PUBLIC LANDS: Outdoor enthusiasts trumpet collaboration, urge caution on Antiquities Act
Michelle Merlin, E&E reporter
Published: Friday, June 28, 2013
Outdoor recreation boosters shared their ideas for maintaining trails yesterday with a House Natural Resources subcommittee.
The Subcommittee on Public Lands and Environmental Regulation's hearing coincided with a Government Accountability Office report on a significant maintenance backlog at the Forest Service. The agency was short about $314 million in 2012 for trail maintenance, GAO found.
Witnesses told lawmakers it's worth improving trails developed over time without proper construction techniques and materials.
"Significant quantities of the trails currently in use on [federal] or public lands were not designed or constructed to be sustainable recreational trails," said Greg Martin, Wood River trails coordinator and cycling advocate from Idaho.

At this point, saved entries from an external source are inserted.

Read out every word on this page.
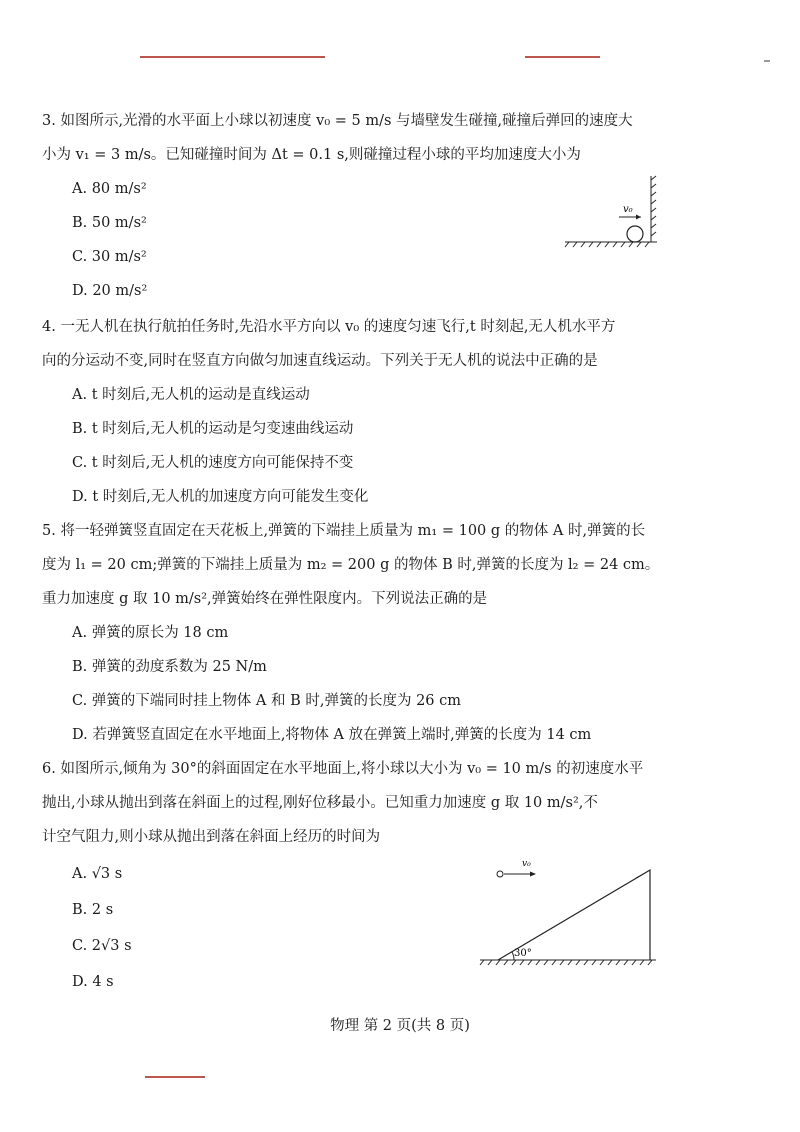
3. 如图所示,光滑的水平面上小球以初速度 v₀ = 5 m/s 与墙壁发生碰撞,碰撞后弹回的速度大
小为 v₁ = 3 m/s。已知碰撞时间为 Δt = 0.1 s,则碰撞过程小球的平均加速度大小为
A. 80 m/s²
B. 50 m/s²
C. 30 m/s²
D. 20 m/s²
v₀
4. 一无人机在执行航拍任务时,先沿水平方向以 v₀ 的速度匀速飞行,t 时刻起,无人机水平方
向的分运动不变,同时在竖直方向做匀加速直线运动。下列关于无人机的说法中正确的是
A. t 时刻后,无人机的运动是直线运动
B. t 时刻后,无人机的运动是匀变速曲线运动
C. t 时刻后,无人机的速度方向可能保持不变
D. t 时刻后,无人机的加速度方向可能发生变化
5. 将一轻弹簧竖直固定在天花板上,弹簧的下端挂上质量为 m₁ = 100 g 的物体 A 时,弹簧的长
度为 l₁ = 20 cm;弹簧的下端挂上质量为 m₂ = 200 g 的物体 B 时,弹簧的长度为 l₂ = 24 cm。
重力加速度 g 取 10 m/s²,弹簧始终在弹性限度内。下列说法正确的是
A. 弹簧的原长为 18 cm
B. 弹簧的劲度系数为 25 N/m
C. 弹簧的下端同时挂上物体 A 和 B 时,弹簧的长度为 26 cm
D. 若弹簧竖直固定在水平地面上,将物体 A 放在弹簧上端时,弹簧的长度为 14 cm
6. 如图所示,倾角为 30°的斜面固定在水平地面上,将小球以大小为 v₀ = 10 m/s 的初速度水平
抛出,小球从抛出到落在斜面上的过程,刚好位移最小。已知重力加速度 g 取 10 m/s²,不
计空气阻力,则小球从抛出到落在斜面上经历的时间为
A. √3 s
B. 2 s
C. 2√3 s
D. 4 s
30°
v₀
物理 第 2 页(共 8 页)
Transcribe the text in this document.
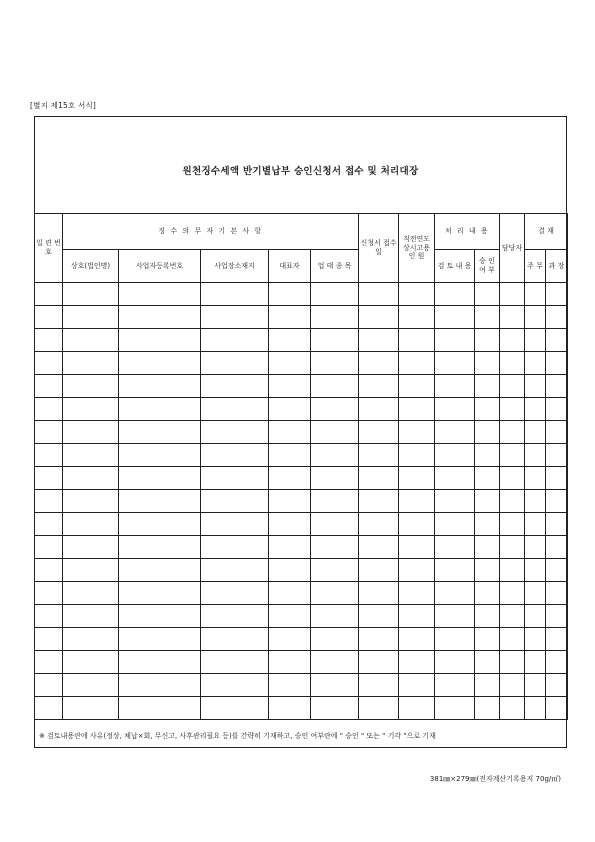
[별지 제15호 서식]
원천징수세액 반기별납부 승인신청서 접수 및 처리대장
일 련 번 호	징 수 의 무 자 기 본 사 항					신청서 접수일	직전연도 상시고용 인 원	처 리 내 용		담당자	결 재	
	상호(법인명)	사업자등록번호	사업장소재지	대표자	업 태 종 목			검 토 내 용	승 인 여 부		주 무	과 장

※ 검토내용란에 사유(정상, 체납×회, 무신고, 사후관리필요 등)를 간략히 기재하고, 승인 여부란에 " 승인 " 또는 " 기각 "으로 기재
381㎜×279㎜(전자계산기록용지 70g/㎡)
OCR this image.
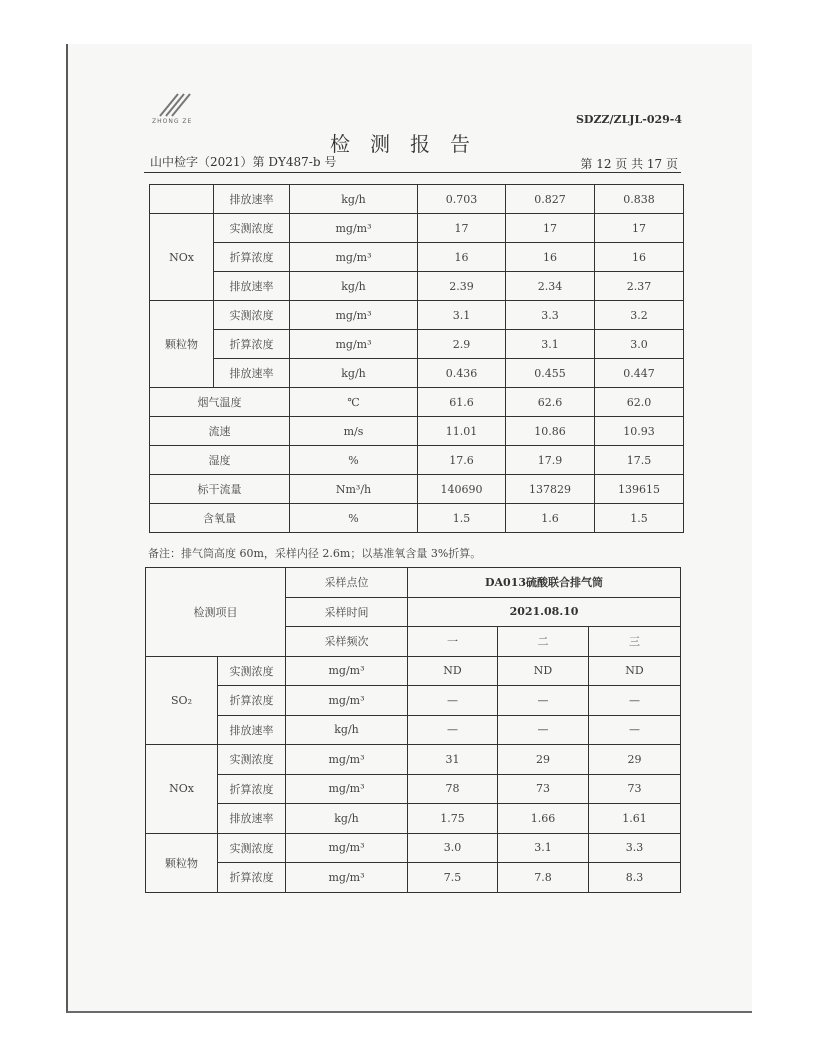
ZHONG ZE	SDZZ/ZLJL-029-4
检测报告
山中检字（2021）第 DY487-b 号	第 12 页 共 17 页
	排放速率	kg/h	0.703	0.827	0.838
NOx	实测浓度	mg/m³	17	17	17
	折算浓度	mg/m³	16	16	16
	排放速率	kg/h	2.39	2.34	2.37
颗粒物	实测浓度	mg/m³	3.1	3.3	3.2
	折算浓度	mg/m³	2.9	3.1	3.0
	排放速率	kg/h	0.436	0.455	0.447
烟气温度		℃	61.6	62.6	62.0
流速		m/s	11.01	10.86	10.93
湿度		%	17.6	17.9	17.5
标干流量		Nm³/h	140690	137829	139615
含氧量		%	1.5	1.6	1.5
备注：排气筒高度 60m，采样内径 2.6m；以基准氧含量 3%折算。
检测项目		采样点位	DA013硫酸联合排气筒		
		采样时间	2021.08.10		
		采样频次	一	二	三
SO₂	实测浓度	mg/m³	ND	ND	ND
	折算浓度	mg/m³	—	—	—
	排放速率	kg/h	—	—	—
NOx	实测浓度	mg/m³	31	29	29
	折算浓度	mg/m³	78	73	73
	排放速率	kg/h	1.75	1.66	1.61
颗粒物	实测浓度	mg/m³	3.0	3.1	3.3
	折算浓度	mg/m³	7.5	7.8	8.3
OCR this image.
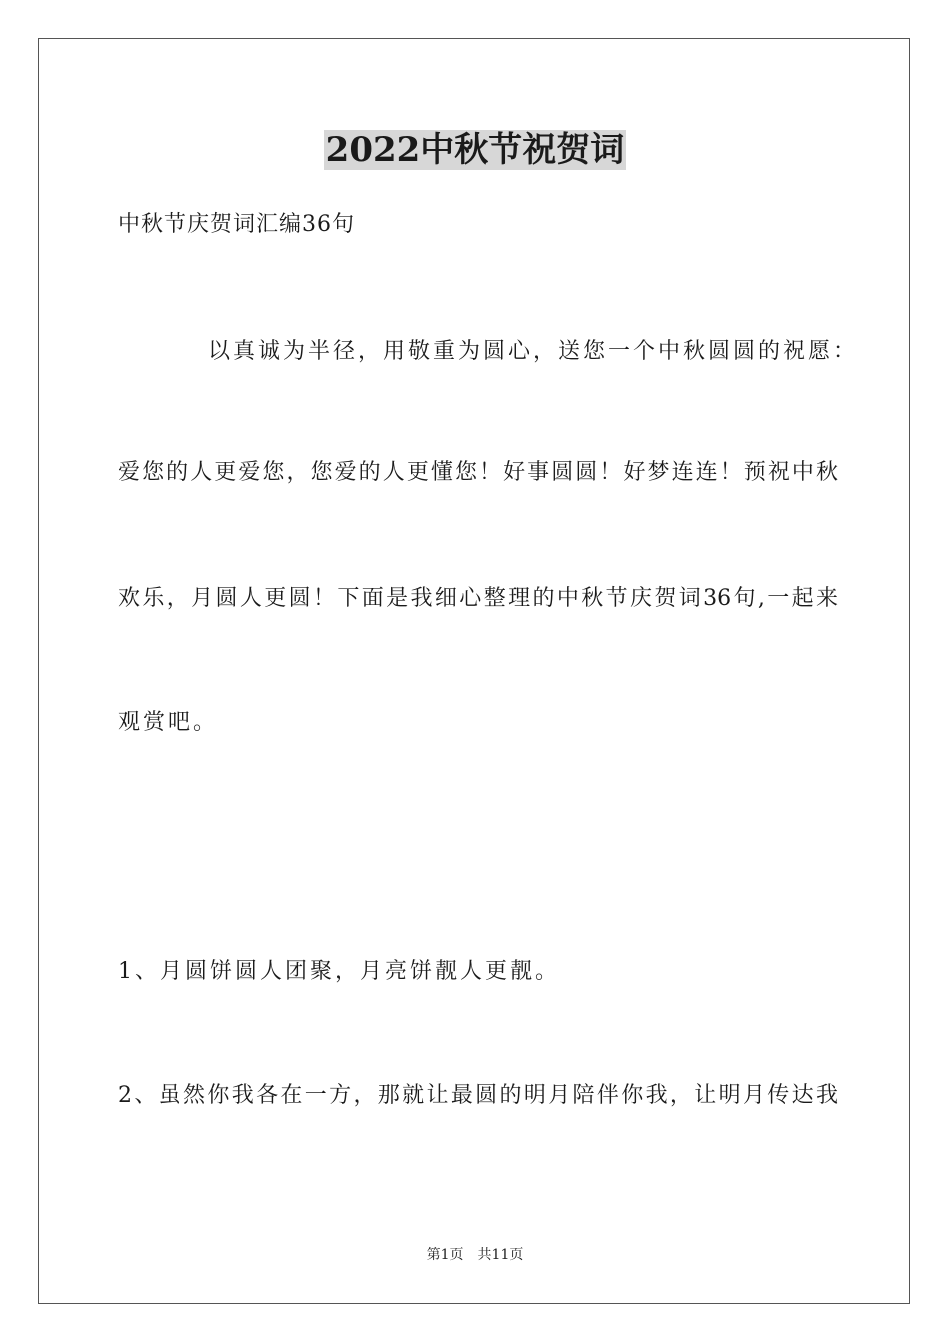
2022中秋节祝贺词
中秋节庆贺词汇编36句
以真诚为半径，用敬重为圆心，送您一个中秋圆圆的祝愿：
爱您的人更爱您，您爱的人更懂您！好事圆圆！好梦连连！预祝中秋
欢乐，月圆人更圆！下面是我细心整理的中秋节庆贺词36句,一起来
观赏吧。
1、月圆饼圆人团聚，月亮饼靓人更靓。
2、虽然你我各在一方，那就让最圆的明月陪伴你我，让明月传达我
第1页　共11页
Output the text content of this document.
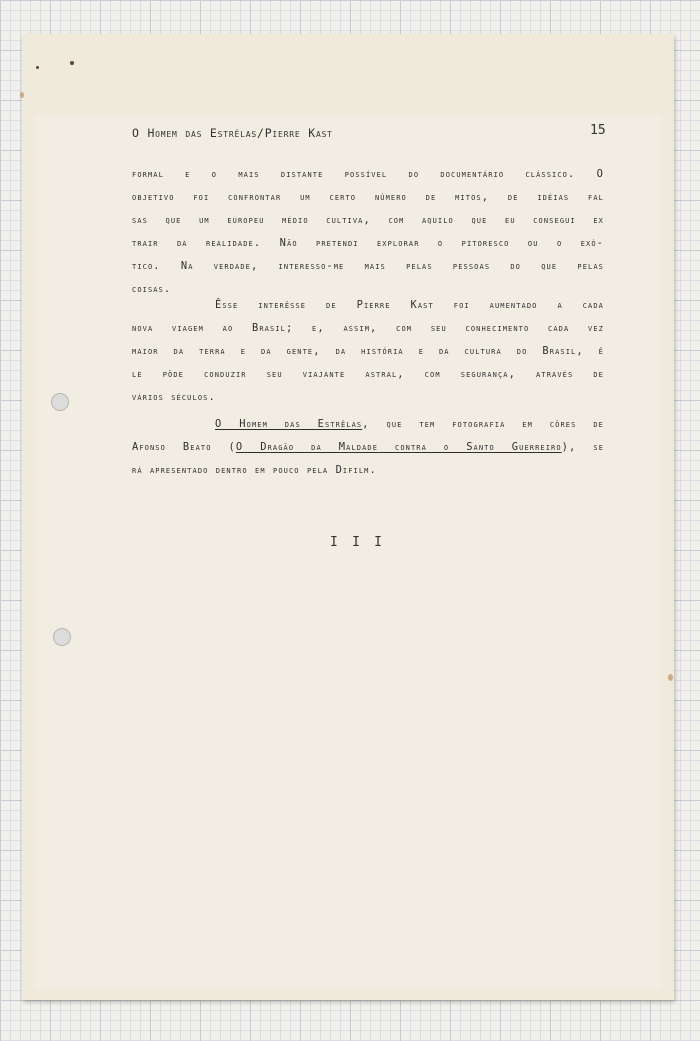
O Homem das Estrêlas/Pierre Kast	15
formal e o mais distante possível do documentário clássico. O
objetivo foi confrontar um certo número de mitos, de idéias fal
sas que um europeu médio cultiva, com aquilo que eu consegui ex
trair da realidade. Não pretendi explorar o pitoresco ou o exó-
tico. Na verdade, interesso-me mais pelas pessoas do que pelas
coisas.
Êsse interêsse de Pierre Kast foi aumentado a cada
nova viagem ao Brasil; e, assim, com seu conhecimento cada vez
maior da terra e da gente, da história e da cultura do Brasil, ê
le pôde conduzir seu viajante astral, com segurança, através de
vários séculos.
O Homem das Estrêlas, que tem fotografia em côres de
Afonso Beato (O Dragão da Maldade contra o Santo Guerreiro), se
rá apresentado dentro em pouco pela Difilm.
I I I
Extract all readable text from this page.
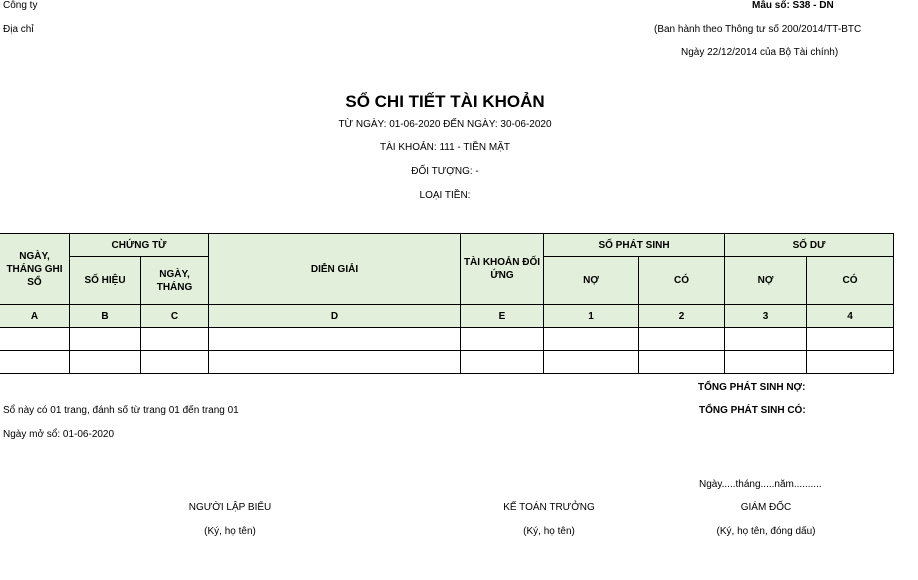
Công ty
Địa chỉ
Mẫu số: S38 - DN
(Ban hành theo Thông tư số 200/2014/TT-BTC
Ngày 22/12/2014 của Bộ Tài chính)
SỔ CHI TIẾT TÀI KHOẢN
TỪ NGÀY: 01-06-2020 ĐẾN NGÀY: 30-06-2020
TÀI KHOẢN: 111 - TIỀN MẶT
ĐỐI TƯỢNG: -
LOẠI TIỀN:
NGÀY, THÁNG GHI SỔ	CHỨNG TỪ		DIỄN GIẢI	TÀI KHOẢN ĐỐI ỨNG	SỐ PHÁT SINH		SỐ DƯ	
	SỐ HIỆU	NGÀY, THÁNG			NỢ	CÓ	NỢ	CÓ
A	B	C	D	E	1	2	3	4

TỔNG PHÁT SINH NỢ:
TỔNG PHÁT SINH CÓ:
Sổ này có 01 trang, đánh số từ trang 01 đến trang 01
Ngày mở sổ: 01-06-2020
Ngày.....tháng.....năm..........
NGƯỜI LẬP BIỂU
(Ký, họ tên)
KẾ TOÁN TRƯỞNG
(Ký, họ tên)
GIÁM ĐỐC
(Ký, họ tên, đóng dấu)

"They were developed as temporary extraction roads, fire breaks, hunting routes or game trails. No others that have been repurposed as long-term public access trails. A purposefully designed trail system is light on the land, showcases the landscape, steers visitors away from sensitive areas and provides a broad range of experiences."
Martin has been working with the Forest Service, Bureau of Land Management and other agencies to create opportunities for cyclists on public land. This collaboration is key going forward, he said.
Other witnesses also extolled the value of cooperation and collaboration among public and private entities.
"I think the bottom line is working together and collaborating with people. I think that's the key," said Lynn Jackson, a county councilman in Utah who worked for the BLM for more than 30 years. "There's a mighty big landscape in our part of the world. [Land designations] have to be an all or nothing."
Jackson and Ashley Korenblat, the managing director of the nonprofit Public Lands Solutions and president of outfitter Western Spirit Cycling, criticized the Antiquities Act of 1906 -- which empowers the president to restrict the use of federal land -- because it excludes local input. The law has been used more than 100 times.
Korenblat didn't say the law should be abolished, just used infrequently.
"The legislative process is much, much to be preferred," she said.
The Antiquities Act has been the focus of Republican ire in recent months, with lawmakers offering proposals aimed at stifling the president's ability to designate national monuments.